Sorcha Wheelan, Early Years Develpment Officer, Edinburgh.

The children are like sponges, soaking up what they hear without being self-conscious or worried about mistakes. They hear new sounds every day, so what makes Gaelic any different to the norm. It never ceases to amaze me how receptive they are towards the language, and the play opportunities around them. 

1. Why have you chosen to work in a career in Gaelic early years?

My early years career started after I had my own children, it is not something I had thought about before. I love the work that I do, with children and also with their families and I have realised that so many opportunities are out there to further my career. 

2. Have you always worked in social services?

Initially I had a role leading Gaelic Playgroups in Edinburgh and then moved on to nursery work. I realised at this point that I would like a career in Early Years and so completed my SVQ before becoming Early Years Lead Practitioner for the setting. After about a year the opportunity arose to apply to become a GME Early Years Development officer for Edinburgh Council.

3. Tell us more about your job?

I am currently working under the Quality Improvements Team for Edinburgh Council.  I work closely with all GME Early Years Settings in Edinburgh as well as families and in the community. 

As my role is new I that opportunity to make a difference is huge. From supporting settings and staff in furthering their knowledge/training to supporting families with Gaelic in the home, the impact could be huge. Partnership work and bringing settings/families together will benefit all of the children involved in GME. 

4. What inspires you in your job?

In my day to day work the children inspire me. They are at such a great age to engage with and learn. It never ceases to amaze me how receptive they are towards the language, and the play opportunities around them. Also the opportunity for change and to make a difference to the families that I work alongside also inspires me and I take a lot of my ideas from them.   

5. What are the best bits about your job?

I love spending time with children, and with staff. There is nothing more rewarding than supporting children with their ideas and wishes and seeing the positive outcomes for them, as groups and individuals. 

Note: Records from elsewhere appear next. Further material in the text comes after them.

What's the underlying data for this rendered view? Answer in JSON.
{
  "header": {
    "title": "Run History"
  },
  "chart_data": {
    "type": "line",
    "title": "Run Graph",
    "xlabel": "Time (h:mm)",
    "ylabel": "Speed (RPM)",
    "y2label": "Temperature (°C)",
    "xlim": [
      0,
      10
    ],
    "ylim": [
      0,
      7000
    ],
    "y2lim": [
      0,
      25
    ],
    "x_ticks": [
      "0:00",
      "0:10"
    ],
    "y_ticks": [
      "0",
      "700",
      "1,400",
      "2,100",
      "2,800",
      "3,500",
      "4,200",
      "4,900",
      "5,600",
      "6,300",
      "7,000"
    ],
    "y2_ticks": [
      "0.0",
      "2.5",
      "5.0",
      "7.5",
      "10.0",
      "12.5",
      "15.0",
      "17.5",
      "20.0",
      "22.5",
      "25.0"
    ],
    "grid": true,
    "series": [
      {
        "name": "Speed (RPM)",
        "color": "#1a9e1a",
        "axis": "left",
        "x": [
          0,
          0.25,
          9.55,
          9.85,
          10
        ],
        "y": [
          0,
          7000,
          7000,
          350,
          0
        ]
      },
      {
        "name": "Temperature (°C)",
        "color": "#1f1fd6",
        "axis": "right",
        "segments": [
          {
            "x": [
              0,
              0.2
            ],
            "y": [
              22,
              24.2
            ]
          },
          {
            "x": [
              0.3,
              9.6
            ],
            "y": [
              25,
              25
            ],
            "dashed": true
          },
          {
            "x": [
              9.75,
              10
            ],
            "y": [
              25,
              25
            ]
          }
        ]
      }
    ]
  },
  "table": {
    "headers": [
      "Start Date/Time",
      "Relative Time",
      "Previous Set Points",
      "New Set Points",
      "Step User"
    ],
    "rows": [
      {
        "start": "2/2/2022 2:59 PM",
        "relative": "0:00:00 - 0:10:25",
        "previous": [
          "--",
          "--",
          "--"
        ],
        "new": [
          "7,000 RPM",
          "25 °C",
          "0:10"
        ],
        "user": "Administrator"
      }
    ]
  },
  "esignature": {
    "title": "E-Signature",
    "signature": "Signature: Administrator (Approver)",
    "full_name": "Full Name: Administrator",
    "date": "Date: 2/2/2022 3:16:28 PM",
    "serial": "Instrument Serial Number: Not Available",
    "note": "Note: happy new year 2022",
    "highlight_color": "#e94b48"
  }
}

6. How do you support the children in learning Gàidhlig?

Repeat, repeat, repeat. It is very important to be clear and repetitive when speaking to such young learners. And song of course. I find that most children (and parents/carers) pick up the language primarily through song in the early stages. The parents often take more time to try and use the language, so ensuring that they have ample opportunity to hear Gaelic in a gentle and informal manner is vital.  

7. In what way is you job rewarding?

Hearing the children when they start to use the language is always lovely, and very much recognised by the staff around me too. Knowing that I have supported parents on the start of their journey into nursery/school and have helped them understand the pathways is very rewarding. Also supporting settings in their development and helping them to achieve the levels of quality care that they want. 

8. What skills & qualities are needed to do your job?

Knowledge of child development is essential in a role like mine, as well as a desire to work with children and their families. Patience, enthusiasm and creativity are also important. 

9. Has the job opened new opportunities for you?

 I came into this job thinking that it would suit me at that stage of life. Here I am 9 years later in a role that I love. 

As my new role as GME Early Years Development officer,  has just started,  I haven’t given too much thought to what’s next, but I welcome any opportunity to further my learning and in turn my career. There are lots of opportunities opening up and lots of room for growth. Its an exciting time to join the expanding workforce, and to make a real difference to children and families in your area. 

10. What would you say to someone who was thinking of working in the Gaelic Early years sector?

A career in Gaelic Early Years is very rewarding and can lead you places that you down paths that you didn’t even know existed. Early Years isn’t just about children in a nursery setting. It encompasses all children from Birth until their early school years, and sometimes beyond when community and family engagement is in place.